How different from his fellow ‘Tory’, British Premier David Cameron, who, though his personal record on gay rights has been patchy, and his party openly homophobic in recent times, has strong enough political emotional intelligence to sense when society is changing.

Hence, Cameron’s commitment to bringing in gay marriage to Britain and Northern Ireland later this year, announced in a landmark address to his party conference when he said: “Conservatives believe in the ties that bind us; that society is stronger when we make vows to each other and support each other.

“I don’t support gay marriage despite being a Conservative. I support gay marriage because I am a Conservative.”

Conservatism claims that families are the foundations of society, and Mr Cameron, at any rate, is ready to be inclusive about families who happen to be headed by same-sex couples.

Another benefit of updating the Constitution to include marriage equality would mean that the rights of children in such family units would no longer be ignored, as they are by the civil-partnership compromise.

Labour in opposition tried to legislate for this with a marriage-equality bill that was voted down by the then Fianna Fáil-Green coalition, ahead of bringing in the civil partnership half-way-house option.

Labour rounded on the Greens for this as a cynical betrayal of their principles. They had dismissed civil partnership as an unacceptably shabby second-class compromise until that point.

So, it is now deeply ironic that Labour faces its own moment of decision, between principles and politicking while in Government, as the Socialist TD Clare Daly brings forward her bill to finally get the Oireachtas to legislate in accordance with the X Case Supreme Court abortion ruling.

Whatever one’s views on abortion, Daly is to be commended for making the Oireachtas face up to a moment of decision it has been ducking for 20 years.
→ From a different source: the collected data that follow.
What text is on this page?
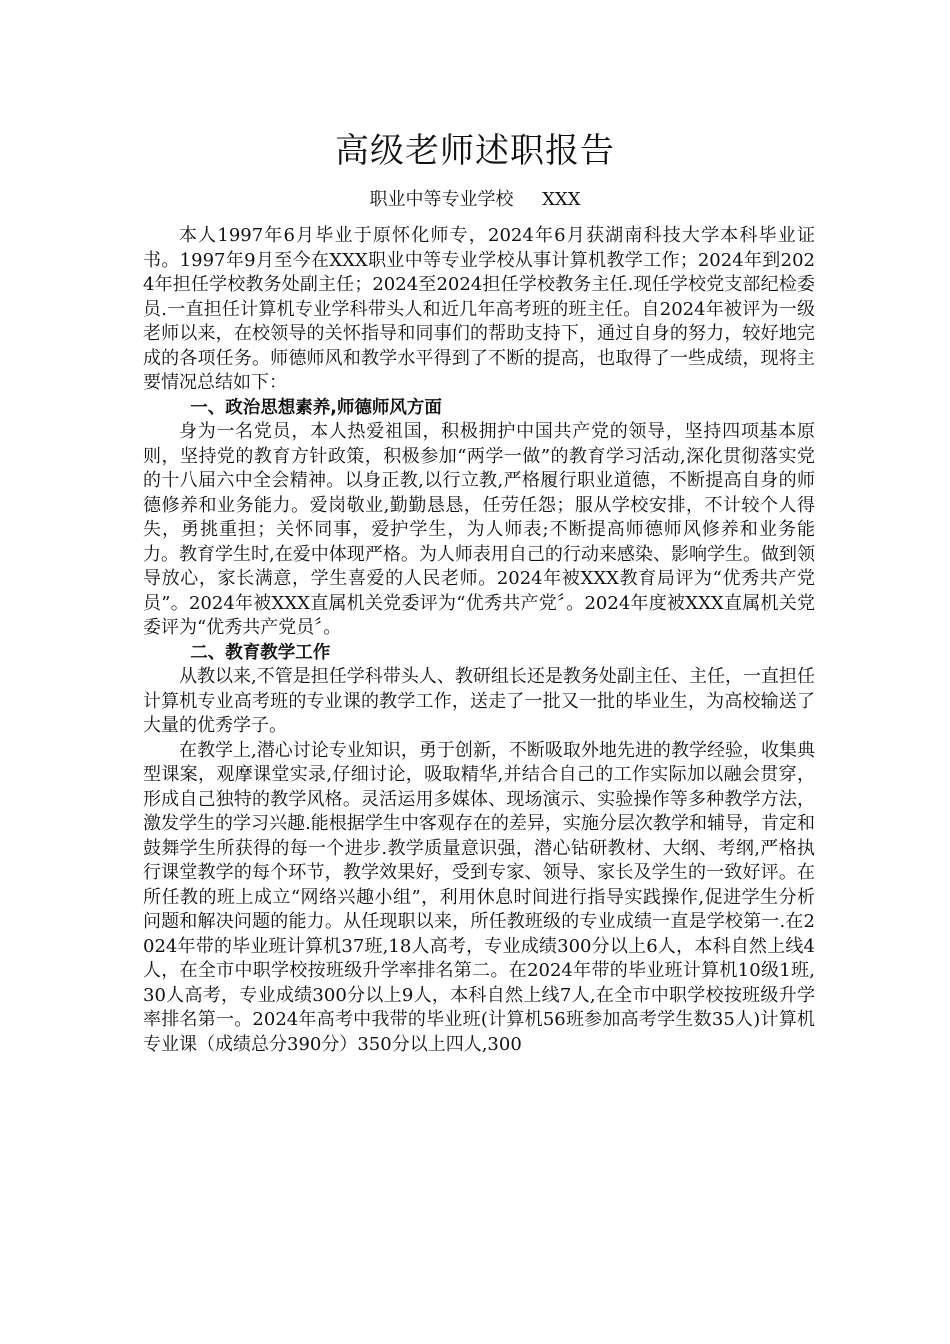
高级老师述职报告
职业中等专业学校     XXX

本人1997年6月毕业于原怀化师专，2024年6月获湖南科技大学本科毕业证书。1997年9月至今在XXX职业中等专业学校从事计算机教学工作；2024年到2024年担任学校教务处副主任；2024至2024担任学校教务主任.现任学校党支部纪检委员.一直担任计算机专业学科带头人和近几年高考班的班主任。自2024年被评为一级老师以来，在校领导的关怀指导和同事们的帮助支持下，通过自身的努力，较好地完成的各项任务。师德师风和教学水平得到了不断的提高，也取得了一些成绩，现将主要情况总结如下：

一、政治思想素养,师德师风方面

身为一名党员，本人热爱祖国，积极拥护中国共产党的领导，坚持四项基本原则，坚持党的教育方针政策，积极参加“两学一做”的教育学习活动,深化贯彻落实党的十八届六中全会精神。以身正教,以行立教,严格履行职业道德，不断提高自身的师德修养和业务能力。爱岗敬业,勤勤恳恳，任劳任怨；服从学校安排，不计较个人得失，勇挑重担；关怀同事，爱护学生，为人师表;不断提高师德师风修养和业务能力。教育学生时,在爱中体现严格。为人师表用自己的行动来感染、影响学生。做到领导放心，家长满意，学生喜爱的人民老师。2024年被XXX教育局评为“优秀共产党员”。2024年被XXX直属机关党委评为“优秀共产党〞。2024年度被XXX直属机关党委评为“优秀共产党员〞。

二、教育教学工作

从教以来,不管是担任学科带头人、教研组长还是教务处副主任、主任，一直担任计算机专业高考班的专业课的教学工作，送走了一批又一批的毕业生，为高校输送了大量的优秀学子。

在教学上,潜心讨论专业知识，勇于创新，不断吸取外地先进的教学经验，收集典型课案，观摩课堂实录,仔细讨论，吸取精华,并结合自己的工作实际加以融会贯穿，形成自己独特的教学风格。灵活运用多媒体、现场演示、实验操作等多种教学方法，激发学生的学习兴趣.能根据学生中客观存在的差异，实施分层次教学和辅导，肯定和鼓舞学生所获得的每一个进步.教学质量意识强，潜心钻研教材、大纲、考纲,严格执行课堂教学的每个环节，教学效果好，受到专家、领导、家长及学生的一致好评。在所任教的班上成立“网络兴趣小组”，利用休息时间进行指导实践操作,促进学生分析问题和解决问题的能力。从任现职以来，所任教班级的专业成绩一直是学校第一.在2024年带的毕业班计算机37班,18人高考，专业成绩300分以上6人，本科自然上线4人，在全市中职学校按班级升学率排名第二。在2024年带的毕业班计算机10级1班,30人高考，专业成绩300分以上9人，本科自然上线7人,在全市中职学校按班级升学率排名第一。2024年高考中我带的毕业班(计算机56班参加高考学生数35人)计算机专业课（成绩总分390分）350分以上四人,300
And there is nothing in Daly’s bill at odds with Labour’s stance on the issue, but it’s odds-on that Labour — like the Greens they so savaged — will ditch their principles, hide behind the expert-group compromise they thrashed out with Kenny to keep the issue on the back burner, and vote down Daly’s bill.
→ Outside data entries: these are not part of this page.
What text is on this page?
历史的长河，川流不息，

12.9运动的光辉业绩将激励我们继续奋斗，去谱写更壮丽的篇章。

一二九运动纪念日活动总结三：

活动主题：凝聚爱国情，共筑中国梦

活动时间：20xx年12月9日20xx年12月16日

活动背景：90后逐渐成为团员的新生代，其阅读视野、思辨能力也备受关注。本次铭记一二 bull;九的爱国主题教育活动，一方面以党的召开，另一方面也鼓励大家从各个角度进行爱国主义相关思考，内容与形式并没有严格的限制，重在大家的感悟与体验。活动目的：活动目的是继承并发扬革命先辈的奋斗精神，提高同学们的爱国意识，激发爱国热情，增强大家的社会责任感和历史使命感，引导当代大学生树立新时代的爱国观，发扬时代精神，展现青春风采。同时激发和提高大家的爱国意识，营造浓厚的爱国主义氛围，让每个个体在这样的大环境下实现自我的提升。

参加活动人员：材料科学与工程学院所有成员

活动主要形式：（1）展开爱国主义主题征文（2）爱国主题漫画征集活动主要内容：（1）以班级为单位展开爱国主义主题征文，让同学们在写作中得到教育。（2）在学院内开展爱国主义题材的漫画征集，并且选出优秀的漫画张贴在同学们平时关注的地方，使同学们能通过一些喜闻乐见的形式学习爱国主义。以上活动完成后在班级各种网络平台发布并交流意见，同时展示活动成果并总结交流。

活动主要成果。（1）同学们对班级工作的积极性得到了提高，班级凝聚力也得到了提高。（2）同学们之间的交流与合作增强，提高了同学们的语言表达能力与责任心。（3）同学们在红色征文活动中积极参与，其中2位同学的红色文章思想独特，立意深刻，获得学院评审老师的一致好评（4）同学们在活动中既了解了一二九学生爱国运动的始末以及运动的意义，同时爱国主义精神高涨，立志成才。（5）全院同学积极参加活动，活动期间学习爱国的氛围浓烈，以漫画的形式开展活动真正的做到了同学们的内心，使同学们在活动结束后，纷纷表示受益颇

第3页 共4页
The Greens sold out all their principles in the end and were rewarded for that by a wipe-out from voters — and Labour would do well to remember that warning from recent history.

But with the constitutional convention recommending on whether or not to go for a gay-marriage equality referendum within the next year, at least Tanaiste Eamon Gilmore has the chance to drag a deeply reluctant Fine Gael forward on that issue — a subject on which the public is already far more progressive than paralysed politicians.

Gay-marriage equality will go some way to promoting inclusion and combating prejudice — and in a society where teenagers who happen to be gay are now four times more likely to kill themselves than their straight counterparts, that can only be a good thing.